For all the batters from 2003-2008, in non-bunt plate appearances, I added up the base hits, line drives, ground ball, fly balls and popups. I compared the predicted BABIP to the observed one in each season, which showed a root mean square (RMS) error of .045. Then I compared each years predicted value to the next years observed, and the RMS was .048 – slightly larger. For pitchers, the RMS was .039 in the same season, .039 in the next. I don’t see the evidence of future regression.
Complete line drive data is only available since 2003, and for a few seasns in the 1990s. In the seasons when it was not available, a “true talent level” of BABIP can be estimated by using a rolling weighted mean of past data, commonly referred to as Marcel. I used a seasonal weight of 0.7 – the most recent season is weighted at 1.00, the one before that at 0.70, two seasons back at 0.49, etc, each previous year 0.7 times the next. In this test, I did not use any regression to the league mean. The RMS of LD+.12 compared to the Marcel for the same season was .048 for batters, .046 for pitchers. The Marcel compared to the observed BABIP in the NEXT season was .041 for batters, .039 for pitchers. Historical BABIP data is better than the current season’s LD rate.
If LD data is available, so are GB, FB & PU. I tried a more complex model using .15*FB+.24*GB+.73*LD to estimate BABIP. This worked much abtter at reducing the mean errors, even surpassing historical BABIP. For batters, the yearly RMS came down from .048 to .036, for pitchers from .041 to .031.
Still, you can’t assume that every batter has the same rate of hits on their ground balls. Some batters hit more balls to the left side than the right, some run fast and some run slow. Instead of trying to profile each batter on each type of batted ball, I will continue to use Marcel to weight each batter’s historical BABIP in my projections.
On the other hand, DIPS theory states that a pitcher has little control over the outcome once a ball has been put into play. There is clearly an ability to be a flyball or groundball pitcher. Line drives are considered mistakes, and that may be evidenced ny looking at the six-year totals which show the lowest LD rates nelonging to Mariano Rivera, Fausto Carmona and Derek Lowe, while the highest belong to guys like John Van Benschoten, Edwin Jackson and Tony Armas Jr. Using the FB-FB-LD estimator on the six-year totals drops the pitchers RMS all the way down to .016.

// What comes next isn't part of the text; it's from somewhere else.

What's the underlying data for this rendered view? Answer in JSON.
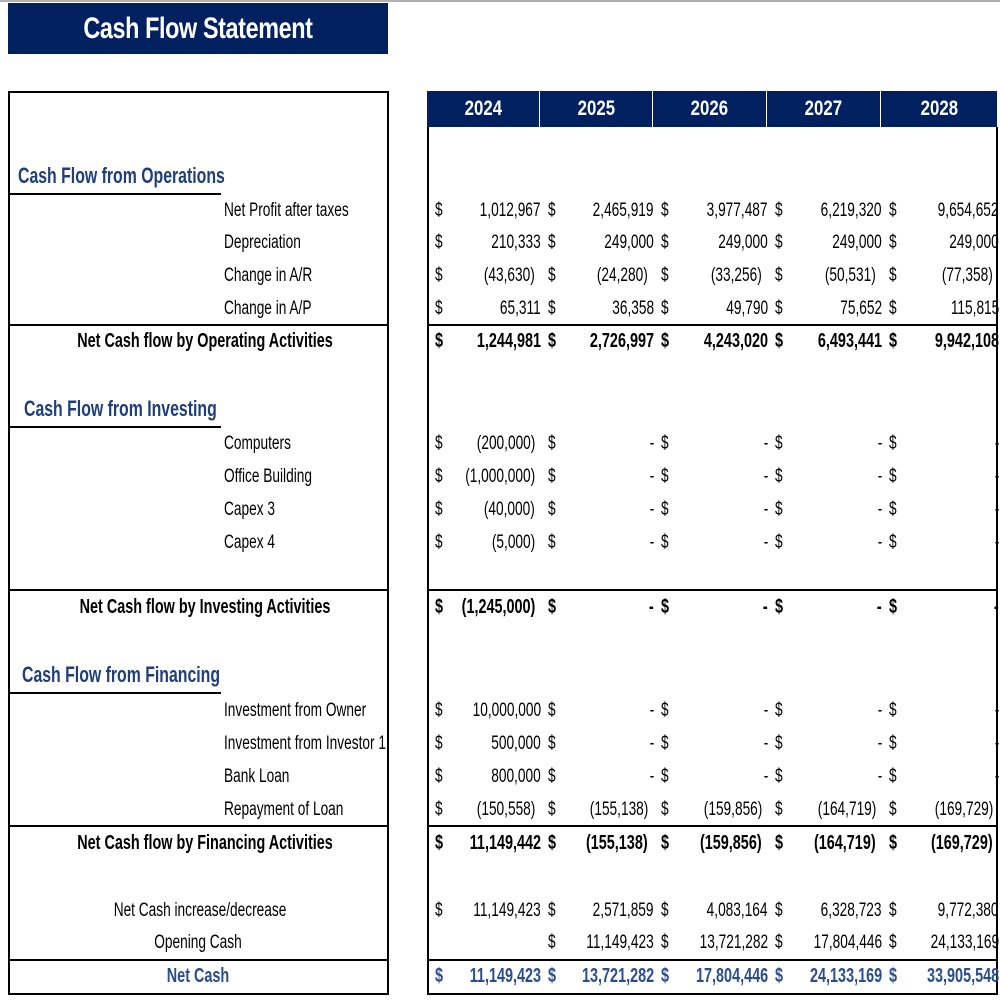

Even so, some pitchers consistently defy the estimates. Roger Clemens, Brian Bannister, Chien-Ming Wang, Carlos Zambrano, Dan Haren, Brandon Webb, Chris Young and Greg Maddux all do at least .020 better than estimated. On the other end, Zach Duke, Sidney Ponson and Glendon Rusch all under perform by at least .020. Is it the ballpark? Is it their defense? The batters they faced? Or is it their own skill or lack of it?
Here’s my plan (I won’t have the answers next week) I want to compile park factors for each type of batted ball in each ballpark – what is the normalized rate of hits for flyballs to left in Dodger Stadium? Then do a WOWY analysis of fielders, showing the rate that each fielder allows more or fewer hits than expected on each groundball, flyball, linedrive and popup. Finally, each batter’s rates. Then go back and look at how many times each pitcher faced each batter, and with which fielders, and in which ballparks. Once those are controled, see how many hits, plus or minus, are left over for each pitcher.